L’Allemagne, sur laquelle s’était déjà focalisée pendant la Première Guerre mondiale l’attention des périodiques canadiens-français, regagna cette attention dans les journaux quotidiens et les magazines d’information, mais aussi dans les revues intellectuelles au Québec à partir de 1933, et surtout à partir de l’éclatement de la Deuxième Guerre mondiale en 1939. Malgré des commentaires et des positions généralement très critiques, voire hostiles, on peut y lire non pas un rejet délibéré mais au contraire une volonté de connaissance de la société et de la culture de l’adversaire, en l’occurrence l’Allemagne nazie. Cela fit de ce moment de guerre et de conflits violents une première période – avant celle des années 1960 et 1970 marquée notamment par les intellectuels germanophiles autour de la revue Liberté étudiée par Robert Dion[13] – d’échanges et de transferts culturels intenses entre le Québec et l’Allemagne. À regarder de près le corpus des revues intellectuelles canadiennes-françaises de l’époque, on peut constater un intérêt accru, depuis 1933 et plus encore à partir du début de la guerre en 1939, pour l’Allemagne. Dans cette perspective, nous avons consulté et dépouillé six revues des années 1933 à 1947 au sein d’un corpus potentiel de 25 revues de l’époque pouvant être qualifiées de « revues intellectuelles » et/ou « culturelles[14] », sur la base du catalogue des revues québécoises établi en 1981 par la Bibliothèque nationale du Québec[15] : Amérique française, L’Action nationale, Revue moderne, Relations, La Relève et La Nouvelle Relève. Deux revues initialement retenues et dépouillées, Les Cahiers franciscains et la revue Nos cahiers, généralement trop peu orientées vers le monde non religieux et sur l’actualité internationale, se sont avérées peu fructueuses pour la problématique retenue.

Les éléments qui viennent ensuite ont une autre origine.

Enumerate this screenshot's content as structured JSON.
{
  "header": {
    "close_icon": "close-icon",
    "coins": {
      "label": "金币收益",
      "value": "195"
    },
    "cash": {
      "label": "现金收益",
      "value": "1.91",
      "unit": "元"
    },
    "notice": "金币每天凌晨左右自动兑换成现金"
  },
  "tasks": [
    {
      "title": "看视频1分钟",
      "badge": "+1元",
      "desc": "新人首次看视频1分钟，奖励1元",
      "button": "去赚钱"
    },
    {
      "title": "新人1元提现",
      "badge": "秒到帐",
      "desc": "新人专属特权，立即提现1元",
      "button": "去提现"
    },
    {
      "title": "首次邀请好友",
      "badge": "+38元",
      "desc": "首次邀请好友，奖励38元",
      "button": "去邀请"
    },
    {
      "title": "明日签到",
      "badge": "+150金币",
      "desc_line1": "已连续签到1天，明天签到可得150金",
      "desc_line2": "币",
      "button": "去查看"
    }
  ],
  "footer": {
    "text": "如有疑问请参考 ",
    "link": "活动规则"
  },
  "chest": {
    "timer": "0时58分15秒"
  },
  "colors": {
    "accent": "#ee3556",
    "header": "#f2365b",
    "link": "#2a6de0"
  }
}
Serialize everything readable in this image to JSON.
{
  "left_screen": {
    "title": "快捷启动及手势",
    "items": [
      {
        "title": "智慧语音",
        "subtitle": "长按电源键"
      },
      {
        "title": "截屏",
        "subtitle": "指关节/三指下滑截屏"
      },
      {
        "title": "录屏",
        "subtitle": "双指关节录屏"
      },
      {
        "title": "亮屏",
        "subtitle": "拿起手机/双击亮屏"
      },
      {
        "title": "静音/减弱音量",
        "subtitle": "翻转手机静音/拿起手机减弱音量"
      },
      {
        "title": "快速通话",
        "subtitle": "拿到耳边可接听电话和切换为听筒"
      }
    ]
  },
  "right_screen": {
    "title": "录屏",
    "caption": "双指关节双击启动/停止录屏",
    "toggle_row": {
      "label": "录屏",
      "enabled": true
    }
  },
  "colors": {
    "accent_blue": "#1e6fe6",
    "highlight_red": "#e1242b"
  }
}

Le discours sur l’Allemagne prend, de manière générale et selon la logique du genre des revues intellectuelles, non pas la forme d’un récit événementiel, mais celle d’une réflexion discursive sur l’arrière-fond des événements politiques, leurs causes profondes, d’ordre historique, politique, culturel, mental ou encore philosophique. Le discours intellectuel sur l’Allemagne et le Troisième Reich se greffa ainsi dans les revues intellectuelles québécoises à un vaste et pléthorique discours événementiel qui occupa, du fait de la participation massive de soldats canadiens à la Deuxième Guerre mondiale en Europe, le devant de la scène médiatique composée des grands médias populaires de l’époque, en particulier les actualités radiophoniques, les premières pages des journaux et même l’essentiel de la partie « Éphémérides » des almanachs, qui représentaient jusque dans les années 1940 un important mode de diffusion de l’information dans les couches populaires de la société canadienne-française[16].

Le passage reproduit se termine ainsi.